Trout Lake is a lake in the municipalities of East Ferris and North Bay, Nipissing District, Northeastern Ontario, Canada. It lies approximately 6 km east of the much larger Lake Nipissing, with the city of North Bay in between them.

Trout Lake is the source of the Mattawa River and a significant body of water on a well-known historic North American voyageur (fur-trading) route. It is about 11 km long and 4 km wide and exits eastward into the Mattawa River, which flows via the Ottawa River to the St. Lawrence River. Some of the most difficult portages are found on this part of the voyageur route between Trout Lake and the end of the Mattawa River, e.g., Portage de Mauvaise Musique, located at the Talon Chute (named after Jean Talon, the first Intendant of New France).

== History ==

Due to the short overland distance to Lake Nipissing, Trout Lake became a natural way point for voyageurs en route to and from Mattawa.

A train derailment in 1967 resulted in a significant spill of zinc and lead, which ended up wiping out the lake's population of landlocked Atlantic salmon.

== Geography ==

Bays:
- Delaney Bay
- Dugas Bay
- Four Mile Bay: about 5.4 km long, and is separated from the rest of Trout Lake by an equally long peninsula. It varies from 0.2 to 1.4 km wide, the former at the mouth of the bay. The community of Camp Champlain is on it southern shore, and Four Mile Creek enters Trout Lake at the bay.
- Milnes Bay
- One Mile Bay

Islands:

- Camp Island
- Cedar Island
- Dave Island
- Dellview Island
- Dunn Island
- Falconbridge Island
- Fitzsimmons Island
- Hemlock Island
- Hughes Island
- Joe Island
- Little Joe Island
- Louisville Island
- Murdoch Island
- Payne Island
- Poplar Island
- Rolph Island
- Shaftesbury Island
- Sunset Island
- Three Sisters Islands
- Trout Island

Tributaries:
- Doran Creek
- Four Mile Creek
- Hogan Creek
- Lees Creek

== Ecology and fishing ==
In 1935, Atlantic salmon were first introduced into the lake and only spawned in Four Mile Creek which, in 1958, was made a fish sanctuary. On 7 March 1967, a train operated by the Ontario Northland Railroad and carrying a load of zinc and lead derailed near Four Mile Creek. The high concentration of zinc in Four Mile Creek wiped out the spawning grounds and caused the salmon to die out.
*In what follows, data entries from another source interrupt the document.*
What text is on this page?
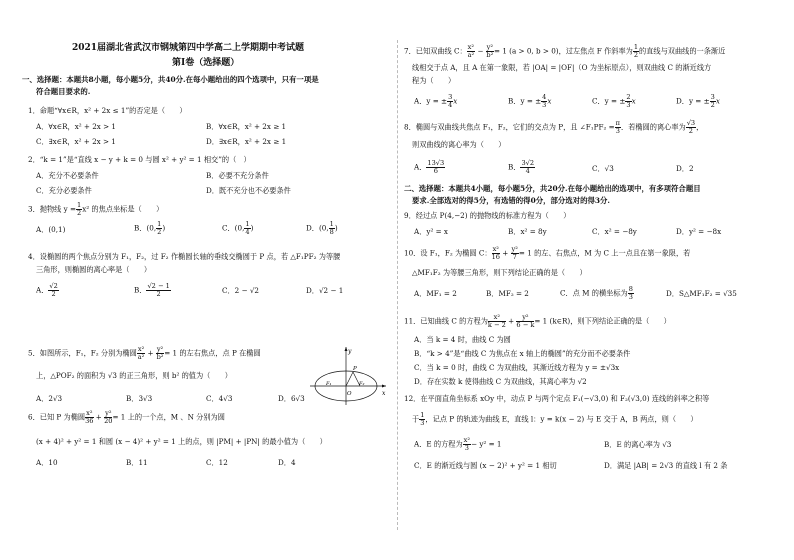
2021届湖北省武汉市钢城第四中学高二上学期期中考试题
第Ⅰ卷（选择题）
一、选择题：本题共8小题，每小题5分，共40分.在每小题给出的四个选项中，只有一项是
符合题目要求的.
1．命题“∀x∈R，x² + 2x ≤ 1”的否定是（　　）
A．∀x∈R，x² + 2x > 1	B．∀x∈R，x² + 2x ≥ 1
C．∃x∈R，x² + 2x > 1	D．∃x∈R，x² + 2x ≥ 1
2．“k = 1”是“直线 x − y + k = 0 与圆 x² + y² = 1 相交”的（　）
A．充分不必要条件	B．必要不充分条件
C．充分必要条件	D．既不充分也不必要条件
3．抛物线 $y = \frac{1}{2} x^2$ 的焦点坐标是（　　）
A．(0,1)	B．(0, $\frac{1}{2}$ )	C．(0, $\frac{1}{4}$ )	D．(0, $\frac{1}{8}$ )
4．设椭圆的两个焦点分别为 F₁，F₂，过 F₂ 作椭圆长轴的垂线交椭圆于 P 点，若 △F₁PF₂ 为等腰
三角形，则椭圆的离心率是（　　）
A． $\frac{√2}{2}$	B． $\frac{√2 - 1}{2}$	C．2 − √2	D．√2 − 1
5．如图所示，F₁，F₂ 分别为椭圆 $\frac{\text{x²}}{\text{a²}} + \frac{\text{y²}}{\text{b²}} = 1$ 的左右焦点，点 P 在椭圆
上，△POF₂ 的面积为 √3 的正三角形，则 b² 的值为（　　）
A．2√3	B．3√3	C．4√3	D．6√3
y
x
O
P
F₁	F₂
6．已知 P 为椭圆 $\frac{\text{x²}}{36} + \frac{\text{y²}}{20} = 1$ 上的一个点，M 、N 分别为圆
(x + 4)² + y² = 1 和圆 (x − 4)² + y² = 1 上的点，则 |PM| + |PN| 的最小值为（　　）
A．10	B．11	C．12	D．4
7．已知双曲线 C： $\frac{\text{x²}}{\text{a²}} - \frac{\text{y²}}{\text{b²}} = 1$ (a > 0, b > 0)，过左焦点 F 作斜率为 $\frac{1}{2}$ 的直线与双曲线的一条渐近
线相交于点 A，且 A 在第一象限，若 |OA| = |OF|（O 为坐标原点），则双曲线 C 的渐近线方
程为（　　）
A．y = ± $\frac{3}{4}$ x	B．y = ± $\frac{4}{3}$ x	C．y = ± $\frac{2}{3}$ x	D．y = ± $\frac{3}{2}$ x
8．椭圆与双曲线共焦点 F₁，F₂，它们的交点为 P，且 ∠F₁PF₂ = $\frac{\pi}{3}$ ．若椭圆的离心率为 $\frac{√3}{2}$ ，
则双曲线的离心率为（　　）
A． $\frac{13√3}{6}$	B． $\frac{3√2}{4}$	C．√3	D．2
二、选择题：本题共4小题，每小题5分，共20分.在每小题给出的选项中，有多项符合题目
要求.全部选对的得5分，有选错的得0分，部分选对的得3分.
9．经过点 P(4,−2) 的抛物线的标准方程为（　　）
A．y² = x	B．x² = 8y	C．x² = −8y	D．y² = −8x
10．设 F₁，F₂ 为椭圆 C： $\frac{\text{x²}}{16} + \frac{\text{y²}}{7} = 1$ 的左、右焦点，M 为 C 上一点且在第一象限，若
△MF₁F₂ 为等腰三角形，则下列结论正确的是（　　）
A．MF₁ = 2	B．MF₂ = 2	C．点 M 的横坐标为 $\frac{8}{3}$	D．S△MF₁F₂ = √35
11．已知曲线 C 的方程为 $\frac{\text{x²}}{k - 2} + \frac{\text{y²}}{6 - k} = 1$ (k∈R)，则下列结论正确的是（　　）
A．当 k = 4 时，曲线 C 为圆
B．“k > 4”是“曲线 C 为焦点在 x 轴上的椭圆”的充分而不必要条件
C．当 k = 0 时，曲线 C 为双曲线，其渐近线方程为 y = ±√3x
D．存在实数 k 使得曲线 C 为双曲线，其离心率为 √2
12．在平面直角坐标系 xOy 中，动点 P 与两个定点 F₁(−√3,0) 和 F₂(√3,0) 连线的斜率之积等
于 $\frac{1}{3}$ ，记点 P 的轨迹为曲线 E，直线 l：y = k(x − 2) 与 E 交于 A，B 两点，则（　　）
A．E 的方程为 $\frac{\text{x²}}{3} - y^2 = 1$	B．E 的离心率为 √3
C．E 的渐近线与圆 (x − 2)² + y² = 1 相切	D．满足 |AB| = 2√3 的直线 l 有 2 条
After repeated attempts at cleaning Four Mile Creek salmon were reintroduced starting in 1989 with 10,000 fingerlings. Surveys from 1991 and 1992, along with estimates and catches between 1991 and 1995 indicated that the salmon were making a recovery. During the 1991 survey another 25 fish species were recorded in Four Mile Creek including largemouth bass, northern pike, and Rainbow trout.

The most common fish species today are; lake trout, largemouth bass, and northern pike, though several other species are present.

== Water reservoir ==

The City of North Bay (population 52,662 as of the 2021 census) draws its drinking water from Trout Lake. While the urban core of North Bay is located primarily between Trout Lake and Lake Nipissing, the city limits contain the lake's entire northern shore. Much of the lake's southern shore is located within the township of East Ferris.

== Beaches and recreation ==

The City of North Bay maintains two lifeguard-staffed swimming beaches on the western shores of the lake.

== Seaplane base ==

North Bay Water Aerodrome is a seaplane base located on the north shore of Delaney Bay, on the north-western end of the lake.